Essa investigação faz parte da Operação Fallax, que começou nesta quarta-feira (25), apurando fraudes bancárias que podem passar de R$ 500 milhões.
De acordo com a PF, o Grupo Fictor atuava como a parte financeira do esquema criminoso, ajudando a criar empresas falsas, simular entradas e saídas de dinheiro e conseguir crédito de forma fraudulenta junto aos bancos.

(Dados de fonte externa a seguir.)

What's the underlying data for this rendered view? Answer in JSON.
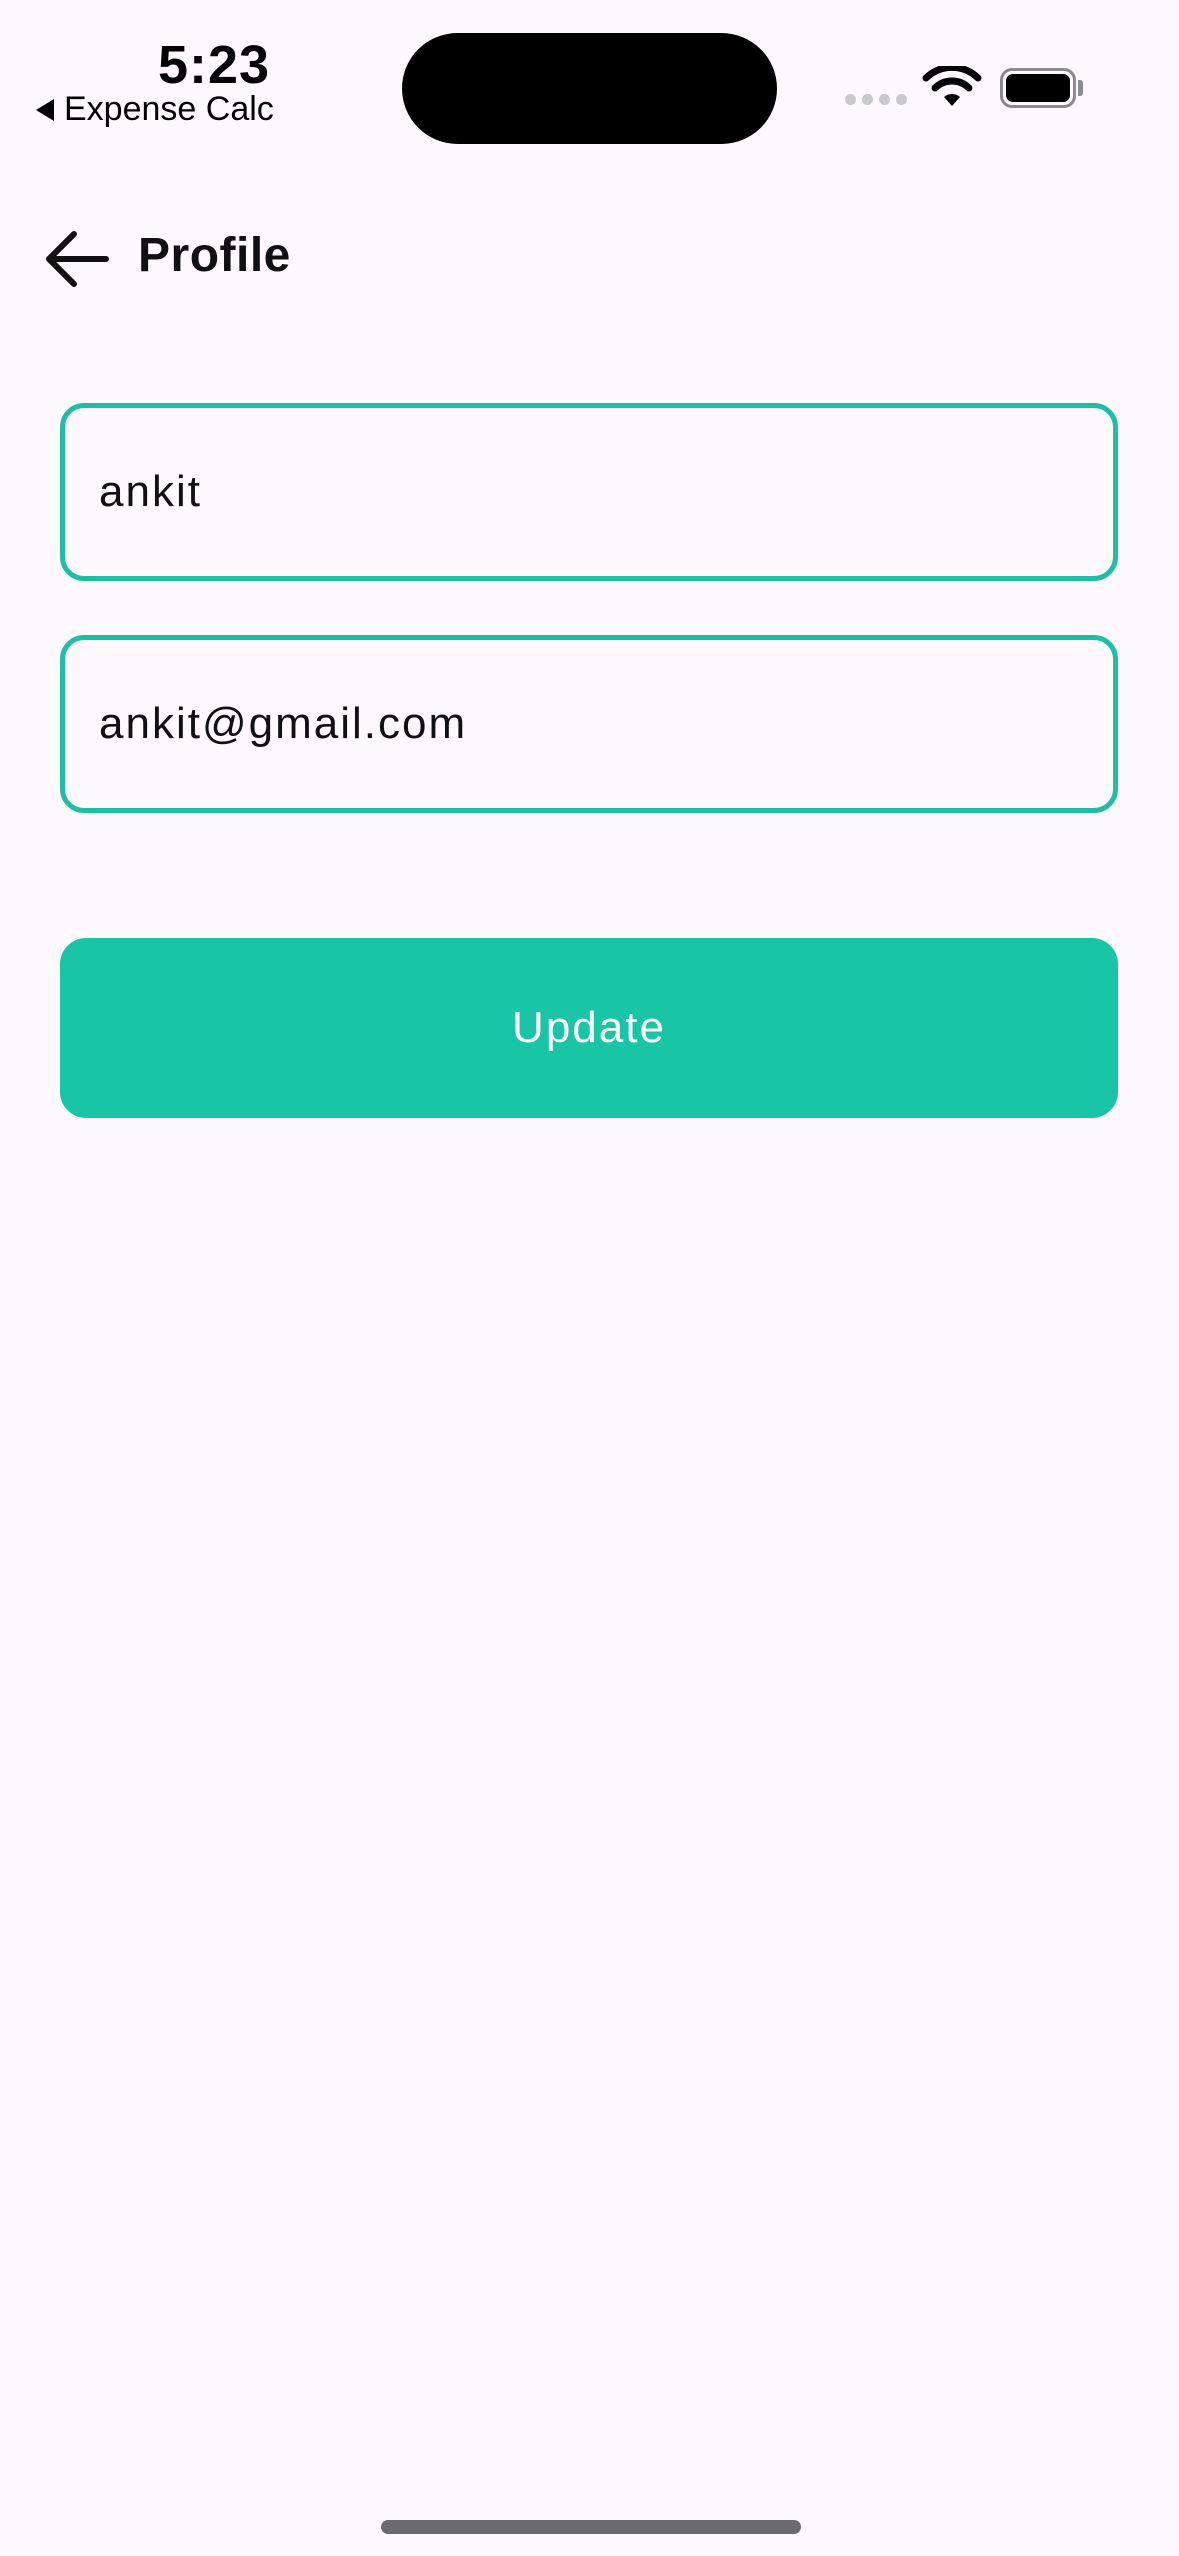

Rafael de Gois, CEO da Fictor, teve seu local de trabalho e residência alvo de busca e apreensão. O ex-sócio Luiz Rubini também está sob investigação, e seu sigilo bancário foi quebrado por decisão da Justiça Federal.
As apurações mostram que o esquema envolvia criar muitas empresas de fachada usando dados de outras pessoas, conhecidas como ‘laranjas’, que muitas vezes desconheciam a fraude. Essas empresas apresentavam contabilidade e documentos falsificados para parecer que ganhavam muito dinheiro.
Com isso, conseguiam obter empréstimos bancários e movimentar grandes somas de dinheiro com transações falsas, como pagamentos cruzados e transferências internas que não tinham respaldo econômico real.
Além disso, funcionários de bancos eram aliciados para inserir informações falsas nos sistemas e facilitar as operações ilegais, dando uma aparência de legalidade ao esquema.
As empresas eram usadas por cerca de um ano e meio e depois abandonadas, causando prejuízos milionários aos bancos.
A investigação mostra que grupos do Comando Vermelho usavam essa mesma estrutura para lavar o dinheiro do tráfico de drogas, convertendo os valores ilegais em bens de luxo e criptomoedas, o que dificulta o rastreamento.
Pelo menos 15 pessoas foram presas na operação, incluindo gerentes da Caixa Econômica Federal e uma ex-gerente do Banco do Brasil.
A Justiça ordenou o bloqueio de bens e valores até R$ 47 milhões, além da quebra de sigilo bancário e fiscal de várias pessoas investigadas.
Os envolvidos podem ser acusados de crimes como organização criminosa, estelionato qualificado, lavagem de dinheiro, gestão fraudulenta, corrupção e crimes contra o sistema financeiro, com penas que podem ultrapassar 50 anos de prisão.
Em nota, a Caixa Econômica Federal disse que está cooperando com as autoridades e reafirmou que possui políticas rigorosas para prevenir fraudes e lavagem de dinheiro.